Henriques and Vedaldi introduce warped convolutions meant to introduce additional invariances in convolutional neural networks. The presented idea is as simple as brilliant. Given the regular convolution on continuous images

$H(u;i) = \int I(x – u)F(x)dx = \int I(t(x))F(x)dx = H(t;I)$,

where $t$ may a an invertible transformation, this generalized convolution operation can be written as follows:

$H(u;I) = \int I(t_u(x))F(x)dx$

$=\int I(t_u(t_v(x_0)))F(t_v(x_0))\left|\frac{dt_v(x_0)}{dv}\right|$

$=\int I(t_{u + v}(t_v(x_0)))F(t_v(x_0))\left|\frac{dt_v(x_0)}{dv}\right|$

$\int \hat{I}(u + v) \hat{F}(v)dv$

This holds as long as $t_u$ and $t_v$ are additive (i.e. $t_u \circ t_v = t_{u + v}$) and for so-called pivot points $x_0$ for which $u \mapsto t_u(x_0)$ is bijective. In the context of convolutional neural networks, this means that the input image $I$ is warped and a transformed kernel is applied. However, as the kernels are learned anyway, the network can also directly learn $\hat{F}$.

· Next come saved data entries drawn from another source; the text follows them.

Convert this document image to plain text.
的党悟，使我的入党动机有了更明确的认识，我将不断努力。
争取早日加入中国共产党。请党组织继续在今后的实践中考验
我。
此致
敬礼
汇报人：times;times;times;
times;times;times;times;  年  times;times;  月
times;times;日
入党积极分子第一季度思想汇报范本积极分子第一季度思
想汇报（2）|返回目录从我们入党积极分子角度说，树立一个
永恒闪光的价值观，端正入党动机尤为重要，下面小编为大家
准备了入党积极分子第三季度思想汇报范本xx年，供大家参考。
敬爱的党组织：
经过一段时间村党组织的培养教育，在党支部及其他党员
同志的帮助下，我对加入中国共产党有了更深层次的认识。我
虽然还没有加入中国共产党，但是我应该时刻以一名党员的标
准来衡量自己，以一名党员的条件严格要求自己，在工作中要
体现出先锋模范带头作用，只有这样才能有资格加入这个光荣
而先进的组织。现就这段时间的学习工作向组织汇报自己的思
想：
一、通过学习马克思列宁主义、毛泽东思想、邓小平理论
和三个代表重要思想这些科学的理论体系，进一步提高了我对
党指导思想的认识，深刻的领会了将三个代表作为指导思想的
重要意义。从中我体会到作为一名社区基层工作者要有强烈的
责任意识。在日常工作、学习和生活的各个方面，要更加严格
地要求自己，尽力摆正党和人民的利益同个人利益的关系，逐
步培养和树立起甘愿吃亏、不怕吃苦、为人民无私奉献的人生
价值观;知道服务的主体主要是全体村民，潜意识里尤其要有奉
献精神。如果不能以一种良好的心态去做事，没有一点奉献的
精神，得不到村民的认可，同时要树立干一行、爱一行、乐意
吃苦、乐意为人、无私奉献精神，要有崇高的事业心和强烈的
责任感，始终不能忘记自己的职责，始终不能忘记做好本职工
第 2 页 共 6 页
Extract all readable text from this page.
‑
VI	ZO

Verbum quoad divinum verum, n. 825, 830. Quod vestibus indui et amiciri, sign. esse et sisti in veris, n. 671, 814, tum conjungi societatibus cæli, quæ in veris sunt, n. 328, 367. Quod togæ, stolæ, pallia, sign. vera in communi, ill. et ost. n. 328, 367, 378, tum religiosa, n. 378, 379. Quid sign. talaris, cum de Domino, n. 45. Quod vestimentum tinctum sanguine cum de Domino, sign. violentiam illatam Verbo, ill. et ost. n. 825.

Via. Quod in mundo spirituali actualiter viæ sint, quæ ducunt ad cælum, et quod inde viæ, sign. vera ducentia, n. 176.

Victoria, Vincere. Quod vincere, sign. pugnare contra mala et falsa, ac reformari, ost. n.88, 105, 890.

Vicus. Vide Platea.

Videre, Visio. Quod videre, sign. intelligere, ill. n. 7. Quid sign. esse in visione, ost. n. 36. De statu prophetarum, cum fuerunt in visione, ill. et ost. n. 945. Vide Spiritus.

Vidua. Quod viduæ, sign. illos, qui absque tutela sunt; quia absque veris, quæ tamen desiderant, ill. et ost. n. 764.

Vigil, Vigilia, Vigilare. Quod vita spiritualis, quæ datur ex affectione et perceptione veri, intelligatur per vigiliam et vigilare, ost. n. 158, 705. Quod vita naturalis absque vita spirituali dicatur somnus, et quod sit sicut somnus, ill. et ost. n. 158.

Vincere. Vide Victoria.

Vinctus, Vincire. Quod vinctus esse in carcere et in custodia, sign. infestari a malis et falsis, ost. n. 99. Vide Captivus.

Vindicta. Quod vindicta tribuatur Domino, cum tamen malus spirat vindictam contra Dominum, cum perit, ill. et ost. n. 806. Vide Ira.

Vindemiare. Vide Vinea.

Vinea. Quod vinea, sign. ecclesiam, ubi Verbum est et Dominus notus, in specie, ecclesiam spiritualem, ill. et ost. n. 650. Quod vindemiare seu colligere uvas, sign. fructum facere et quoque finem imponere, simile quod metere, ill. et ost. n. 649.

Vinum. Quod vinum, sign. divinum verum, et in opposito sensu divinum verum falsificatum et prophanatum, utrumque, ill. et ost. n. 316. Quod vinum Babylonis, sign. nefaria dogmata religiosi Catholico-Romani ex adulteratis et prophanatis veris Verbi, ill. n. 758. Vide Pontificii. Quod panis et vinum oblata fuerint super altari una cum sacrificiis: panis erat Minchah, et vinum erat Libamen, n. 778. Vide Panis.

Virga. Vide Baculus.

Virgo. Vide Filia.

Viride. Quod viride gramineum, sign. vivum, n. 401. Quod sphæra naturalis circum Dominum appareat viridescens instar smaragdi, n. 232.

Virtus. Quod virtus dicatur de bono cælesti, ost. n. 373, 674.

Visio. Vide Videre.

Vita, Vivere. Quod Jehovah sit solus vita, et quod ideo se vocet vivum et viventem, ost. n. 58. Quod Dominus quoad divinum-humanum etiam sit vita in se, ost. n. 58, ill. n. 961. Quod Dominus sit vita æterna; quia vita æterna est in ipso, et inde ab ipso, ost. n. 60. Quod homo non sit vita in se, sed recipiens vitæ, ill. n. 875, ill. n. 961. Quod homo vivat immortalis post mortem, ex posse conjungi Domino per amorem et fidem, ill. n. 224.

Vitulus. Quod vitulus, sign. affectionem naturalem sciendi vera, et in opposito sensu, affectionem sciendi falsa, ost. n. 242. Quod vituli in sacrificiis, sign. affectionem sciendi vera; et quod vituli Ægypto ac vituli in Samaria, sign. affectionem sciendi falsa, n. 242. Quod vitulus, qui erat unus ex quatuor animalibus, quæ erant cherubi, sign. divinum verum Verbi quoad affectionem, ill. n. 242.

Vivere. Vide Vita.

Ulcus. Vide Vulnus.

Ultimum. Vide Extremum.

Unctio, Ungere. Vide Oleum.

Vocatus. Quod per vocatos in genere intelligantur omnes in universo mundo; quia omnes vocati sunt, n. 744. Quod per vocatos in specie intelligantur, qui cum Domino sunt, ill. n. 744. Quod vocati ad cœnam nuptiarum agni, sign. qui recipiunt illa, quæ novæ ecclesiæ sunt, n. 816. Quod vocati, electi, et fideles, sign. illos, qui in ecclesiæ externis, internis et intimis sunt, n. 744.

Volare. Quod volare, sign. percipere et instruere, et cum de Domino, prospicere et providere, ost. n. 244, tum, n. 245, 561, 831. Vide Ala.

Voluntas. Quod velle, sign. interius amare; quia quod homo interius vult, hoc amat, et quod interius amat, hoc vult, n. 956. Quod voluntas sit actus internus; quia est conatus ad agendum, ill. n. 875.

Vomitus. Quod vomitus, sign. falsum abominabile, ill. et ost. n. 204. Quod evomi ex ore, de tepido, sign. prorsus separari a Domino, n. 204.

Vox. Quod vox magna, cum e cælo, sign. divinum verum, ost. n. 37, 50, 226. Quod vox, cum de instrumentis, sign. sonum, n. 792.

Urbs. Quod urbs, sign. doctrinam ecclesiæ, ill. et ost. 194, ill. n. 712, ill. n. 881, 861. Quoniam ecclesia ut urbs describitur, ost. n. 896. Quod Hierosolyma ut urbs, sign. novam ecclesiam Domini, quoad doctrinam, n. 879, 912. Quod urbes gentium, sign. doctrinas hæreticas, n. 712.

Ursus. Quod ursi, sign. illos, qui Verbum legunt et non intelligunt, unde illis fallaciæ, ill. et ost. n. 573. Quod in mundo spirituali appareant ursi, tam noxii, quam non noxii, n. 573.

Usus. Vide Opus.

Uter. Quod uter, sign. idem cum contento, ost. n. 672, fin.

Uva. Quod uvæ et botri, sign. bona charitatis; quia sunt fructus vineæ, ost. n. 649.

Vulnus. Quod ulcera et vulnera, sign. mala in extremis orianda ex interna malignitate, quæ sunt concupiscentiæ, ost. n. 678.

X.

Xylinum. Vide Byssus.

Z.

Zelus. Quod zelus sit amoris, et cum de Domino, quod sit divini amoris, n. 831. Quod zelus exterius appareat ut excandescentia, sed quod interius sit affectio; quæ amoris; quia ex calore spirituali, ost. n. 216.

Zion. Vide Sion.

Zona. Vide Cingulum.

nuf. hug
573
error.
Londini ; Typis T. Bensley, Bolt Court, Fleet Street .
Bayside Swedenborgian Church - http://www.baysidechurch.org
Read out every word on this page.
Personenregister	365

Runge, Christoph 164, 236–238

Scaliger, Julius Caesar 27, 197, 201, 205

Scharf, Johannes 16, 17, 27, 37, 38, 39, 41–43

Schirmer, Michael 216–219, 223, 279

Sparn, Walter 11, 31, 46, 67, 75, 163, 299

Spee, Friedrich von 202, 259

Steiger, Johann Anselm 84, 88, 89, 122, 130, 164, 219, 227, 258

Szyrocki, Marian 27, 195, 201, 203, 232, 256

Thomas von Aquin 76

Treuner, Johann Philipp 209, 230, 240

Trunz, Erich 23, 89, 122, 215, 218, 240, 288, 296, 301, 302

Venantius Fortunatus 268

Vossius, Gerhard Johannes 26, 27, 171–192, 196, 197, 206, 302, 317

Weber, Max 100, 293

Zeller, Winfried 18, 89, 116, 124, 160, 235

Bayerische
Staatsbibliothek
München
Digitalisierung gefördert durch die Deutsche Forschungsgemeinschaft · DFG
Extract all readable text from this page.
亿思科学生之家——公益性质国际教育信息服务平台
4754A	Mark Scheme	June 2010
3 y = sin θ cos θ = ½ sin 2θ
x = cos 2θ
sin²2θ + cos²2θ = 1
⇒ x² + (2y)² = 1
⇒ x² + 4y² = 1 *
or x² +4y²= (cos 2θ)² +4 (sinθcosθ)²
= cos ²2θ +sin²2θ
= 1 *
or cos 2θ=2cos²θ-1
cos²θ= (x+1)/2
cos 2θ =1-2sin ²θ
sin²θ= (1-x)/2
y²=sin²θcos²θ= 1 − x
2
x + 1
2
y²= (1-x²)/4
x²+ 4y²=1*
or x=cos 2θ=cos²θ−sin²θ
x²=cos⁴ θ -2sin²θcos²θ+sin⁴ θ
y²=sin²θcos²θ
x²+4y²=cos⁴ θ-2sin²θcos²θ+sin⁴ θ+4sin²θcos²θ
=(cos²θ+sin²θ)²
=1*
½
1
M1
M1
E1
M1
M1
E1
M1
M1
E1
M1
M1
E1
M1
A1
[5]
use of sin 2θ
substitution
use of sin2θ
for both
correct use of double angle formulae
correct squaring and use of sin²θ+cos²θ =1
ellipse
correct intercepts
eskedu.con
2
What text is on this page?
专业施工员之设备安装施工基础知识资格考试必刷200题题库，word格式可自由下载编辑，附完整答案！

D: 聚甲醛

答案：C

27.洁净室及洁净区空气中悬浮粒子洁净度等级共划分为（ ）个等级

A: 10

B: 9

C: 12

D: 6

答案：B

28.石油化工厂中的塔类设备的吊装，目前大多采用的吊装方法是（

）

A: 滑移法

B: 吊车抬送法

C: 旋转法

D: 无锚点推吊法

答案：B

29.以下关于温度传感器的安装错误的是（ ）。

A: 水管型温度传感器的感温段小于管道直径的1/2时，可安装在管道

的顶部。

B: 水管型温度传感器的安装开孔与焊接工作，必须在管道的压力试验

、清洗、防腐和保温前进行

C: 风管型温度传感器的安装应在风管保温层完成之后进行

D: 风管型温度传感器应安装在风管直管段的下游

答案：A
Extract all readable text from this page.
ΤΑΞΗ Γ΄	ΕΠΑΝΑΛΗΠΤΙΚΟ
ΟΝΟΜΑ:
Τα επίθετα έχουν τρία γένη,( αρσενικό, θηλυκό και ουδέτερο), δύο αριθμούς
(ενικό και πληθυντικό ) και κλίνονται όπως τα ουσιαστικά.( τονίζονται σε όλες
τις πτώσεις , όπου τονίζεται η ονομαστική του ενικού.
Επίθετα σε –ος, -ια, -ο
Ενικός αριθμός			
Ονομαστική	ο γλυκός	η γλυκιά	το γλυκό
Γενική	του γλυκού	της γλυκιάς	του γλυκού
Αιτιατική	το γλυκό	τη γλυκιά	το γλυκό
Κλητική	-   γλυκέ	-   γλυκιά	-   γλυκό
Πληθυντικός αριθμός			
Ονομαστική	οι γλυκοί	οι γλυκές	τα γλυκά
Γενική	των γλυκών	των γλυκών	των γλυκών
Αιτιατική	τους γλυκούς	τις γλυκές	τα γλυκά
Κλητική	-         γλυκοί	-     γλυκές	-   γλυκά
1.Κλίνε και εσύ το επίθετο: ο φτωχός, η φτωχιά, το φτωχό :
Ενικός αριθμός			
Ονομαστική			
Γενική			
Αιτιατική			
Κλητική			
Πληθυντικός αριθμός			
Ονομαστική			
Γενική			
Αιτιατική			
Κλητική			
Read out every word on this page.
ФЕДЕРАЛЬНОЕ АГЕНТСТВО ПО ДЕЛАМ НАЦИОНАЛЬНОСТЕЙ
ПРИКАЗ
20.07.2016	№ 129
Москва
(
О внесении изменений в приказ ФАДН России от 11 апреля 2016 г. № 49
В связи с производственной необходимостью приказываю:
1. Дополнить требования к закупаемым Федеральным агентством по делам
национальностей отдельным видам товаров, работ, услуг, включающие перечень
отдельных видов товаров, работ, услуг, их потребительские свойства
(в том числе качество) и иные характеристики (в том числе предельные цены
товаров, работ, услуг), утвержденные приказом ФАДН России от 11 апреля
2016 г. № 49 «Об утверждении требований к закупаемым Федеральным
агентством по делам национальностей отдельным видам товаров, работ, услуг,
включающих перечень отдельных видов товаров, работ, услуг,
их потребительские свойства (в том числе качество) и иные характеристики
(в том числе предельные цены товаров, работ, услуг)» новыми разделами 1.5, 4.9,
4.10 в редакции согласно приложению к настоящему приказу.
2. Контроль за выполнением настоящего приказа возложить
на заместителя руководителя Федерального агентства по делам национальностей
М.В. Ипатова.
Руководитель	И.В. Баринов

Using a few simple examples, they demonstrate warped convolutions. E.g. scaling and aspect ratio changes can be implemented using the transformation

$t_u(x) = \left[\begin{array}x_1 s^{u_1}\\x_2 s^{u_2}\end{array}\right]$

where $s$ controls the degree of scaling. The exponential is necessary for the transformation to be additive. In addition, the domain has to be $\mathbb{R}_+^2$ in order to find a valid pivot point $x_0$.